On restait dans les mêmes proportions du côté des classiques. Lors de tous ces voyages aux quatre coins du monde, si on excepte les pays africains, la donne est simple : je n’ai croisé aucun autre écrivain africain. La seule que je peux mentionner fut, dans un festival aux Pays-Bas, Leïla Slimani, mais il me semble qu’elle est identifiée comme écrivaine française avant d’être vue comme écrivaine marocaine.

Certes, c’était « ma » tournée, et pas celle d’autres. Mais cela n’invalide pas ce constat : il y a une marginalité évidente des livres écrits par des auteurs africains (et par conséquent, des auteurs africains eux-mêmes) dans le marché littéraire mondial. On ne traduit que peu vers les langues africaines. On ne traduit quasiment à partir d’aucune langue africaine. Lorsque cela arrive, et qu’un livre d’abord écrit dans une langue africaine passe le cap des quatre ou cinq traductions, c’est souvent qu’une langue d’accueil intermédiaire (une de celles que j’ai mentionnées), et non la langue originelle, a servi de base pour les traductions suivantes.

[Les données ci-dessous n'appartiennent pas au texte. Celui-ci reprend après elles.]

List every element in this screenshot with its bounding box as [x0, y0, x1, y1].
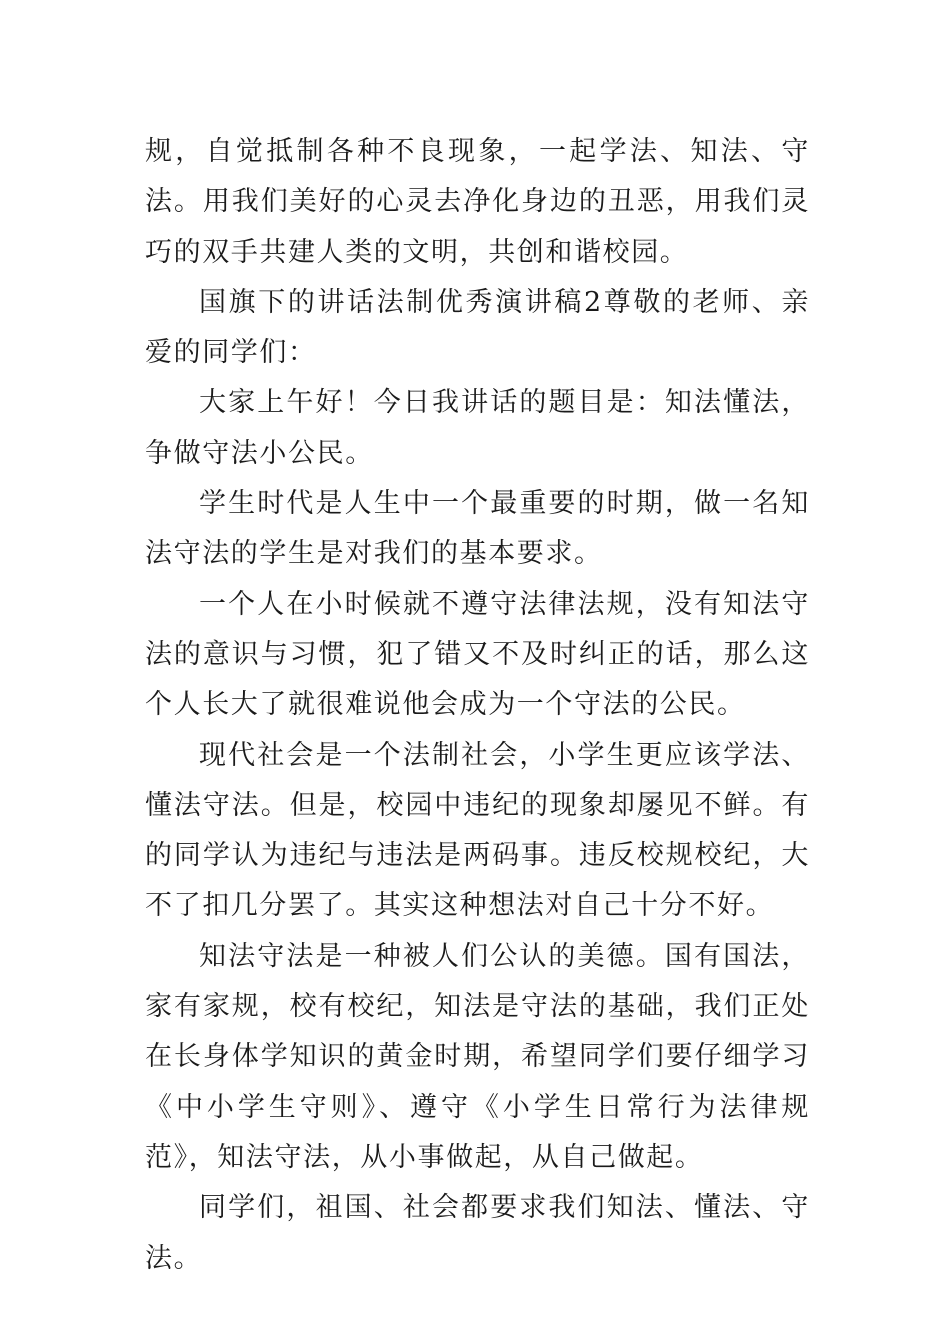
paragraph: 知法守法是一种被人们公认的美德。国有国法，家有家规，校有校纪，知法是守法的基础，我们正处在长身体学知识的黄金时期，希望同学们要仔细学习《中小学生守则》、遵守《小学生日常行为法律规范》，知法守法，从小事做起，从自己做起。 [145, 940, 810, 1173]
paragraph: 一个人在小时候就不遵守法律法规，没有知法守法的意识与习惯，犯了错又不及时纠正的话，那么这个人长大了就很难说他会成为一个守法的公民。 [145, 588, 810, 721]
paragraph-greeting: 大家上午好！今日我讲话的题目是：知法懂法，争做守法小公民。 [145, 387, 810, 469]
paragraph-continued: 规，自觉抵制各种不良现象，一起学法、知法、守法。用我们美好的心灵去净化身边的丑恶，用我们灵巧的双手共建人类的文明，共创和谐校园。 [145, 136, 810, 268]
paragraph-speech-title: 国旗下的讲话法制优秀演讲稿2尊敬的老师、亲爱的同学们： [145, 286, 810, 369]
paragraph: 同学们，祖国、社会都要求我们知法、懂法、守法。 [145, 1192, 810, 1274]
document-body [145, 127, 810, 1284]
paragraph: 学生时代是人生中一个最重要的时期，做一名知法守法的学生是对我们的基本要求。 [145, 488, 810, 570]
paragraph: 现代社会是一个法制社会，小学生更应该学法、懂法守法。但是，校园中违纪的现象却屡见不鲜。有的同学认为违纪与违法是两码事。违反校规校纪，大不了扣几分罢了。其实这种想法对自己十分不好。 [145, 739, 810, 922]
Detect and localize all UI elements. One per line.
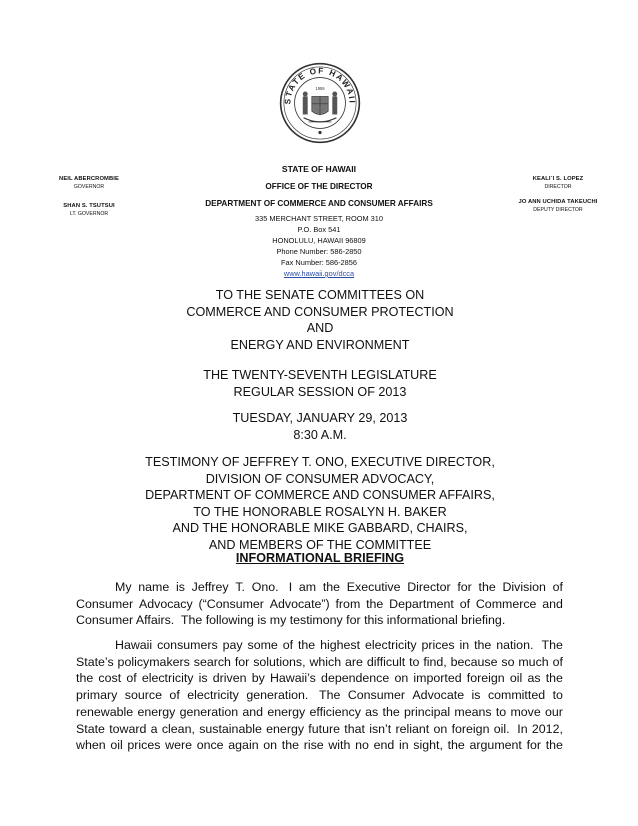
word: search: [193, 654, 231, 669]
word: Consumer: [76, 596, 134, 611]
paragraph-line: [76, 596, 563, 613]
word: are: [345, 654, 363, 669]
word: the: [478, 580, 496, 594]
paragraph-line: [76, 670, 563, 687]
word: oil: [509, 671, 523, 686]
committees-block: [80, 287, 560, 353]
word: in: [459, 638, 470, 652]
word: find,: [423, 654, 447, 669]
title-line: TO THE HONORABLE ROSALYN H. BAKER: [193, 504, 447, 519]
word: for: [234, 654, 250, 669]
word: imported: [413, 671, 462, 686]
paragraph-1: [76, 579, 563, 629]
word: source: [124, 688, 162, 703]
word: again: [228, 738, 259, 753]
word: T.: [235, 580, 245, 594]
office-name: OFFICE OF THE DIRECTOR: [265, 182, 373, 191]
word: My: [115, 580, 132, 594]
word: future: [308, 721, 340, 736]
title-line: TUESDAY, JANUARY 29, 2013: [232, 411, 408, 425]
word: of: [169, 688, 180, 703]
fax-number: Fax Number: 586-2856: [281, 258, 357, 267]
word: of: [126, 671, 137, 686]
word: rise: [303, 738, 324, 753]
word: name: [138, 580, 170, 594]
word: foreign: [466, 671, 505, 686]
word: on: [263, 738, 278, 753]
word: consumers: [157, 638, 218, 652]
title-line: AND: [306, 321, 334, 335]
word: The: [538, 638, 563, 652]
word: policymakers: [117, 654, 190, 669]
word: for: [457, 580, 472, 594]
word: to: [495, 704, 507, 719]
paragraph-line: [76, 612, 563, 629]
word: the: [447, 738, 465, 753]
word: State: [76, 721, 105, 736]
word: of: [282, 638, 294, 652]
department-name: DEPARTMENT OF COMMERCE AND CONSUMER AFFAIRS: [205, 199, 433, 208]
word: electricity: [141, 671, 194, 686]
po-box: P.O. Box 541: [297, 225, 341, 234]
word: to: [409, 654, 420, 669]
word: renewable: [76, 704, 134, 719]
word: Division: [502, 580, 546, 594]
word: I: [285, 580, 293, 594]
word: the: [322, 580, 341, 594]
word: clean,: [161, 721, 195, 736]
word: the: [76, 671, 94, 686]
seal-text: STATE OF HAWAII: [283, 66, 357, 105]
paragraph-line: [76, 637, 563, 654]
word: generation.: [246, 688, 309, 703]
word: by: [251, 671, 265, 686]
letterhead-left: [48, 176, 130, 217]
word: energy: [267, 704, 306, 719]
word: for: [526, 738, 542, 753]
word: were: [165, 738, 193, 753]
word: generation: [179, 704, 239, 719]
word: electricity: [364, 638, 417, 652]
word: the: [382, 704, 400, 719]
word: Executive: [346, 580, 401, 594]
phone-number: Phone Number: 586-2850: [276, 247, 362, 256]
title-line: COMMERCE AND CONSUMER PROTECTION: [186, 304, 454, 319]
word: as: [365, 704, 379, 719]
word: highest: [320, 638, 361, 652]
word: in: [398, 738, 409, 753]
title-line: DEPARTMENT OF COMMERCE AND CONSUMER AFFAIRS,: [145, 488, 495, 502]
word: so: [501, 654, 515, 669]
word: (“Consumer: [198, 596, 264, 611]
word: Advocate”): [269, 596, 330, 611]
word: a: [150, 721, 158, 736]
word: energy: [266, 721, 305, 736]
word: 2012,: [531, 721, 563, 736]
word: because: [450, 654, 498, 669]
title-line: DIVISION OF CONSUMER ADVOCACY,: [205, 471, 435, 486]
word: with: [328, 738, 351, 753]
word: of: [459, 596, 471, 611]
word: on: [394, 671, 409, 686]
word: principal: [403, 704, 451, 719]
hawaii-state-seal: [279, 62, 361, 144]
word: end: [373, 738, 395, 753]
word: Ono.: [251, 580, 279, 594]
word: Advocacy: [138, 596, 193, 611]
city-state-zip: HONOLULU, HAWAII 96809: [272, 236, 366, 245]
word: from: [335, 596, 361, 611]
word: means: [454, 704, 492, 719]
title-line: TESTIMONY OF JEFFREY T. ONO, EXECUTIVE DIRECTOR,: [145, 455, 495, 469]
title-line: THE TWENTY-SEVENTH LEGISLATURE: [203, 368, 437, 382]
heading-text: INFORMATIONAL BRIEFING: [235, 551, 405, 565]
word: toward: [109, 721, 147, 736]
director-name: KEALI`I S. LOPEZ: [532, 176, 584, 182]
word: much: [518, 654, 549, 669]
word: driven: [212, 671, 247, 686]
word: foreign: [451, 721, 490, 736]
word: oil.: [493, 721, 510, 736]
word: isn’t: [369, 721, 392, 736]
website-link[interactable]: www.hawaii.gov/dcca: [283, 269, 355, 278]
governor-name: NEIL ABERCROMBIE: [59, 176, 119, 182]
word: the: [366, 596, 384, 611]
word: move: [510, 704, 541, 719]
word: The: [315, 688, 341, 703]
word: the: [297, 638, 316, 652]
word: the: [474, 638, 492, 652]
word: Consumer: [347, 688, 405, 703]
word: to: [552, 688, 563, 703]
word: and: [242, 704, 264, 719]
word: pay: [222, 638, 243, 652]
word: which: [309, 654, 342, 669]
paragraph-line: [76, 579, 563, 596]
street-address: 335 MERCHANT STREET, ROOM 310: [255, 214, 383, 223]
word: oil: [110, 738, 123, 753]
word: efficiency: [309, 704, 361, 719]
paragraph-line: [76, 687, 563, 704]
word: that: [344, 721, 365, 736]
word: some: [247, 638, 278, 652]
word: argument: [469, 738, 522, 753]
word: primary: [76, 688, 118, 703]
governor-title: GOVERNOR: [73, 184, 105, 190]
title-line: REGULAR SESSION OF 2013: [233, 384, 407, 399]
word: when: [76, 738, 106, 753]
title-line: 8:30 A.M.: [293, 427, 347, 442]
paragraph-2: [76, 637, 563, 754]
word: Department: [389, 596, 454, 611]
word: Director: [407, 580, 451, 594]
word: Advocate: [412, 688, 465, 703]
paragraph-line: [76, 704, 563, 721]
title-line: AND MEMBERS OF THE COMMITTEE: [208, 537, 432, 552]
word: and: [542, 596, 563, 611]
word: is: [471, 688, 481, 703]
word: Jeffrey: [191, 580, 229, 594]
word: State’s: [76, 654, 114, 669]
word: prices: [127, 738, 161, 753]
paragraph-line: [76, 654, 563, 671]
svg-text:1959: 1959: [315, 85, 325, 91]
paragraph-line: [76, 737, 563, 754]
title-line: AND THE HONORABLE MIKE GABBARD, CHAIRS,: [172, 521, 468, 535]
word: In: [513, 721, 528, 736]
word: cost: [98, 671, 122, 686]
director-title: DIRECTOR: [544, 184, 572, 190]
word: Hawaii’s: [269, 671, 316, 686]
word: sight,: [413, 738, 443, 753]
word: am: [298, 580, 317, 594]
word: difficult: [366, 654, 406, 669]
title-line: TO THE SENATE COMMITTEES ON: [215, 288, 425, 302]
word: sustainable: [199, 721, 262, 736]
lt-governor-title: LT. GOVERNOR: [69, 211, 109, 217]
deputy-director-title: DEPUTY DIRECTOR: [533, 207, 583, 213]
date-block: [80, 410, 560, 443]
section-heading: [80, 551, 560, 565]
word: our: [545, 704, 563, 719]
testimony-block: [80, 454, 560, 553]
title-line: ENERGY AND ENVIRONMENT: [230, 337, 410, 352]
word: committed: [487, 688, 546, 703]
word: once: [196, 738, 224, 753]
word: on: [433, 721, 448, 736]
word: solutions,: [253, 654, 306, 669]
deputy-director-name: JO ANN UCHIDA TAKEUCHI: [518, 199, 598, 205]
state-name: STATE OF HAWAII: [281, 164, 357, 174]
word: Consumer Affairs. The following is my testimony for this informational briefing.: [76, 613, 506, 628]
word: is: [175, 580, 185, 594]
word: is: [198, 671, 208, 686]
word: reliant: [395, 721, 430, 736]
letterhead-right: [504, 176, 612, 213]
word: the: [545, 671, 563, 686]
word: of: [552, 654, 563, 669]
session-block: [80, 367, 560, 400]
word: no: [355, 738, 369, 753]
word: the: [281, 738, 299, 753]
word: Hawaii: [115, 638, 153, 652]
word: the: [545, 738, 563, 753]
word: as: [527, 671, 541, 686]
word: dependence: [321, 671, 390, 686]
word: energy: [137, 704, 176, 719]
word: prices: [421, 638, 455, 652]
letterhead-center: [160, 164, 478, 279]
word: of: [552, 580, 563, 594]
lt-governor-name: SHAN S. TSUTSUI: [63, 203, 115, 209]
word: electricity: [187, 688, 239, 703]
paragraph-line: [76, 721, 563, 738]
word: nation.: [496, 638, 534, 652]
word: Commerce: [475, 596, 537, 611]
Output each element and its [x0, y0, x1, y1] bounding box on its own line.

Exemple : s’il existe une traduction d’un livre de Ngũgĩ wa Thiongʼo en espagnol ou en japonais, il y a fort à parier qu’elle ait été faite à partir de l’anglais, plutôt qu’à partir du gikuyu (ce qui est, à mon avis, une aberration technique doublée d’un mépris politique : je crois, et je ne suis pas le seul, qu’il ne faudrait jamais traduire à partir d’une traduction, mais c’est un autre débat).

Le tableau ne paraît pas très reluisant. Et pourtant, la marge a ses nuances : elle constitue une niche propre, et suscite par conséquent une sorte de curiosité. Les livres africains, lorsqu’ils intègrent les circuits mondiaux de la littérature, y marchent comme des « phénomènes » (à divers degrés, évidemment) dont l’attrait est redoublé par leur rareté céans. Cette rareté incarne l’ambiguïté même : pour quelques élus, combien de grands textes africains inconnus, d’immenses auteurs (classiques ou contemporains) qui ne seront jamais connus au-delà de quatre ou cinq langues ?

Bon, tout cela est à relativiser : la situation de l’écrasante majorité des écrivains africains (peu voire jamais traduits) ne diffère pas vraiment de celle de l’écrasante majorité des auteurs français, par exemple, parmi lesquels un faible pourcentage connaîtra les joies, privilèges, solitudes et comédies du marché littéraire mondialisé. Mais à la différence des premiers, les seconds disposent d’un public naturel, qui peut les reconnaître pleinement et les porter économiquement et symboliquement. Cela est plus difficile et moins fréquent pour leurs homologues identifiés comme africains.